С этими мыслями Коробейников погрузился в предполагаемую сцену романа, в пригородную зеленую электричку, которая понесла его со звоном и вихрем сквозь подмосковные березняки и поля в Новый Иерусалим – в разрушенный монастырь, где в старинной келье, в пристройке к убогому краеведческому музею, проживал его друг Левушка Русанов. Смотритель музея и краевед, он находился под мистическим воздействием великих монастырских развалин. Уверовал, крестился и теперь готовился к принятию сана.

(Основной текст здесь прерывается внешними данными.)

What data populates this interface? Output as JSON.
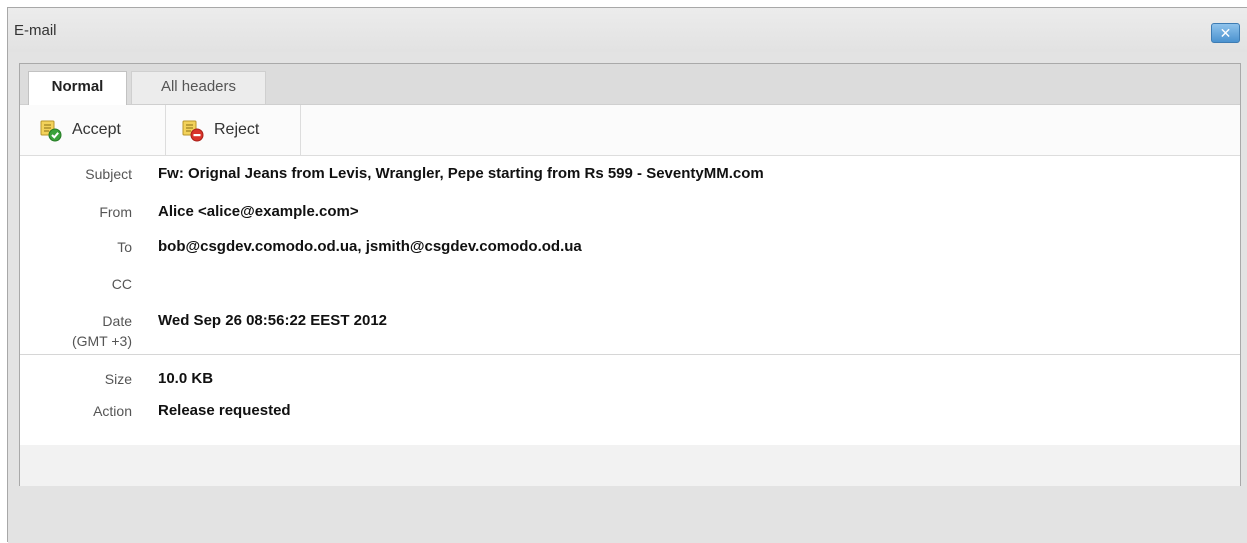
{
  "window": {
    "title": "E-mail",
    "close_label": "✕"
  },
  "tabs": [
    {
      "label": "Normal",
      "active": true
    },
    {
      "label": "All headers",
      "active": false
    }
  ],
  "toolbar": {
    "accept_label": "Accept",
    "reject_label": "Reject"
  },
  "fields": {
    "subject": {
      "label": "Subject",
      "value": "Fw: Orignal Jeans from Levis, Wrangler, Pepe starting from Rs 599 - SeventyMM.com"
    },
    "from": {
      "label": "From",
      "value": "Alice <alice@example.com>"
    },
    "to": {
      "label": "To",
      "value": "bob@csgdev.comodo.od.ua, jsmith@csgdev.comodo.od.ua"
    },
    "cc": {
      "label": "CC",
      "value": ""
    },
    "date": {
      "label": "Date",
      "sublabel": "(GMT +3)",
      "value": "Wed Sep 26 08:56:22 EEST 2012"
    },
    "size": {
      "label": "Size",
      "value": "10.0 KB"
    },
    "action": {
      "label": "Action",
      "value": "Release requested"
    }
  },
  "colors": {
    "close_button": "#4b92cf",
    "accept_badge": "#3aa23a",
    "reject_badge": "#d9342b"
  },
  "icons": {
    "accept": "accept-icon",
    "reject": "reject-icon",
    "close": "close-icon"
  }
}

В сводчатой палате, напоминавшей трапезную, стоял грубый стол, за которым восседали гости. Лампа под бумажным прогорелым абажуром ярко освещала водочные бутылки и мокрые стаканы. Нехитрая снедь состояла из вареной картошки, квашеной капусты, грубо нарезанной селедки. Монастырская еда вполне соответствовала сотрапезникам, собравшимся на свою вечерю. Левушка, очень худой, с голубоватыми нервными пальцами, перебиравшими граненый стакан, с ввалившимися аскетическими щеками и золотистой бородкой, с добрыми, любовно сияющими глазами. Тяжелый, черноволосый бородач Верхоустинский, похожий на тучного дьякона, ведущий свою родословную от сельских священников. Худенький, с лысой шаткой головкой, косым вялым ртом и робкими мигающими глазками Петруша Критский, своей средиземноморской фамилией указывающий на происхождение от греческих христиан. Желчный худой человек с черными, навыкат, глазами, пышными, вразлет, усами, по прозвищу Князь, надменным видом, грассирующей речью, аристократической салфеткой за воротом подтверждающий присвоенный ему титул. Все уже не раз поднимались и чокались, выискивая для тоста патриотический или религиозный повод.

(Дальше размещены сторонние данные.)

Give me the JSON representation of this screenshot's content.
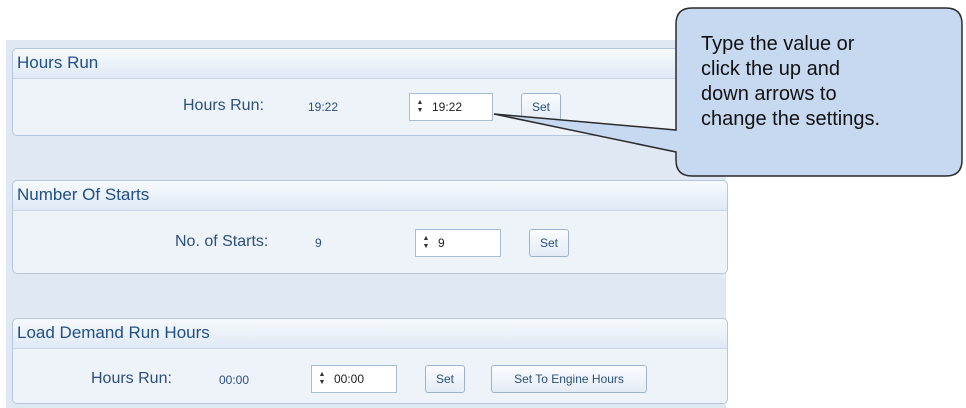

Коробейников, возбужденный выпитой водкой, чутко и радостно вслушивался в произносимые речи, в которых звучали грозные пророчества и чудесные ожидания. Такими речениями во все века полнились полутемные паперти, куда в дни расколов и религиозных гонений стекались на тайные встречи единоверцы. Страшась доносов и казней, укрывая от гонителей светочи, были готовы пострадать за Христа.
На стене висел застекленный образ Богородицы в резной золоченой раме с засушенными цветами шиповника. За линялой занавеской прятался музейный склад экспонатов, состоящий из окаменелых ракушек, чучела совы, пшеничного снопа, заржавелой мосинской винтовки и портрета Маленкова, угодившего в музей после того, как попал в немилость. На другой оконечности комнаты притулились печальная, с изможденным красивым лицом жена Левушки Андроника и их маленький сын Алеша, с худой птичьей шейкой, большой головой и печальными глазами отрока Варфоломея, каким изобразил его художник Нестеров. Коробейников расширенными, запоминающими зрачками смотрел на черные закрученные усы Князя, на тяжелую и крепкую, как валенок, бороду Верхоустинского, на красные веки и фарфоровые синие глазки Петруши Критского. Вслушивался в застольные речи, напоминавшие исповеди.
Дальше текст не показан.